Jour 2 (2)

18 0 0
                                    


   11h57.

   Je dois faire preuve d'une discrétion totale.

   Fusil sanglé dans le dos, j'ouvre la fenêtre de ma chambre et passe la tête au dehors pour scruter mes bungalows voisins. Misslune doit être en train de s'habiller dans le sien, mais elle connaît ma nature ; les autres sont silencieux, et personne ne se promène de ce côté-ci. J'enjambe alors la fenêtre et cours m'abriter derrière l'arbre le plus proche. De là, il n'y a toujours personne en vue... Je suis libre de m'enfoncer dans la forêt sans être aperçue.

   L'inconvénient, c'est que je suis à l'opposé du bungalow de Tom, et je ne peux pas traverser la rue en étant armée. Misslune et, si possible, Cyril, se chargeront des mobile-home en eux-même, mais je dois absolument chercher des indices dans la terre. Je commence dès l'arrière de ma maisonnette avant de m'inquiéter pour l'habitat de Tom : si ce sont des animaux, nous le verrons dès la lisière.

   Je prends mon fusil à la main, au cas où un animal (ou autre chose) surgirait, et m'éloigne un peu des maisons. Les bois sont denses – quand un être quelconque s'approche de notre village, les branches sont forcément cassées au passage. Pourtant, en observant autour de moi avec attention, les arbres sont intactes. Les buissons n'ont pas été touchés, les brindilles sont en un seul morceau. Je m'accroupis à quelques endroits et scrute le sol dans les moindres détails, je palpe la terre entre mes doigts, vérifie tous les recoins sur toute la longueur est du village... Rien. Je contourne le village en passant par le sud, coupe la route, dissimulée par la colline, et atteins la lisière ouest. Je fais exactement ce que j'ai effectué de l'autre côté, je cherche, je hume, je tâte, rien. Ce que le chantier a épargné a également été déserté depuis un moment, à l'exception de quelques lapins et d'un renard.

   Je fais le chemin inverse et retrouve ma chambre. Cette fois, je n'y entre pas, je me contente de glisser le fusil sous mon lit et de retourner dans la ruelle. Les gens ont dû s'enfermer chez eux pour déprimer, parce que je ne croise personne. Le village est plongé dans un silence désolant.

-MAURICE !

   Nora apparaît à l'autre bout de la rue. Ses jambes de mannequin la portent littéralement jusque-moi, où elle se plie en deux. Entre Immo, Momo et Maurice, elle me sert une sacrée diversité de surnoms depuis hier !

-Il faut que tu viennes, halète-t-elle. Misslune vient de m'envoyer te chercher, ça tourne mal !

   Oh oh. Elle repart en courant, alors je la suis du mieux que je peux. Distancée, je peine à la garder en vue, mais le village est petit et je la rejoins dans la seconde ruelle. Les autres sont une nouvelle fois regroupés devant le bungalow de Tom.

   Oh oh.

   Arrivée sur place, les événements commencent bien : tout le monde me hurle après et un bras est plaqué contre ma poitrine pour me pousser en arrière. Le gars métisse de ce matin.

-Ne va pas plus loin, tu vas tout effacer, m'arrête-t-il. Déjà que les passants en ont supprimé une grande partie...

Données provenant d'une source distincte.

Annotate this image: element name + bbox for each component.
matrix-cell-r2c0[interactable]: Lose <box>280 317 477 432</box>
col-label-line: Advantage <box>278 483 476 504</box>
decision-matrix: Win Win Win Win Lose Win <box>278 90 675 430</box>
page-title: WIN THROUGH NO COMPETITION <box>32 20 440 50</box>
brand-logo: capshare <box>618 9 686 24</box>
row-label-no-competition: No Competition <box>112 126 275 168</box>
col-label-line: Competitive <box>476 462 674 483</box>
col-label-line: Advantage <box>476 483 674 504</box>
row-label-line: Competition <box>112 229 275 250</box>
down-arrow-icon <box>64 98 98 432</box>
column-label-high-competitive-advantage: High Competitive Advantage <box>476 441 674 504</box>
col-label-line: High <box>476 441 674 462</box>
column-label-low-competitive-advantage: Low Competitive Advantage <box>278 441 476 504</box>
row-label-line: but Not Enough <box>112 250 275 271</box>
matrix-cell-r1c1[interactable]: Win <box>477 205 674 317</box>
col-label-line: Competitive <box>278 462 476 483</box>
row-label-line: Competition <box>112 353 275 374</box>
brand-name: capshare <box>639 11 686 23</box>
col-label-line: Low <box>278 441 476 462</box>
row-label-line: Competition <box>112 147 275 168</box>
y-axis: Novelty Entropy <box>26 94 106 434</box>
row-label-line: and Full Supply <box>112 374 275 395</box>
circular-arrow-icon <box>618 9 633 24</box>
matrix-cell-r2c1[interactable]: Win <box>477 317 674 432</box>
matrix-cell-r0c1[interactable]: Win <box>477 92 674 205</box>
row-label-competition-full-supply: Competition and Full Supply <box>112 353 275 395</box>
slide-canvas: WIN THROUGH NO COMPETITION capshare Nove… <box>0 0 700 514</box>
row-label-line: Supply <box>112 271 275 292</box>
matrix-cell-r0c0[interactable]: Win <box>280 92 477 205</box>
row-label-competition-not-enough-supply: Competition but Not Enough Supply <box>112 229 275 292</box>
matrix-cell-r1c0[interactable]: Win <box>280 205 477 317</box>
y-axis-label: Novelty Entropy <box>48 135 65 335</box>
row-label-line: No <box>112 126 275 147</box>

-Ça va, pas la peine de me hurler dessus...

   Je baisse la tête et serre les lèvres. Je ne vois pas tout de suite à quoi le garçon fait référence, aussi je me vexe très fort à cause des reproches que je me prends dans la figure, puis quelque chose attire mon attention. Je dois m'accroupir pour comprendre ce dont il s'agit : des traces, exactement ce que j'avais demandé à trouver. Elles ont été grandement balayées par les personnes qui ont marché dessus, mais il y a encore quelques indices. Ce qui ressemble à une patte de... Une patte de quelque chose d'énormes, une patte que je n'arrive pas à reconnaître. Je lève brusquement les yeux, choquée, et tombe sur Misslune et Cyril, qui m'observent au devant du groupe.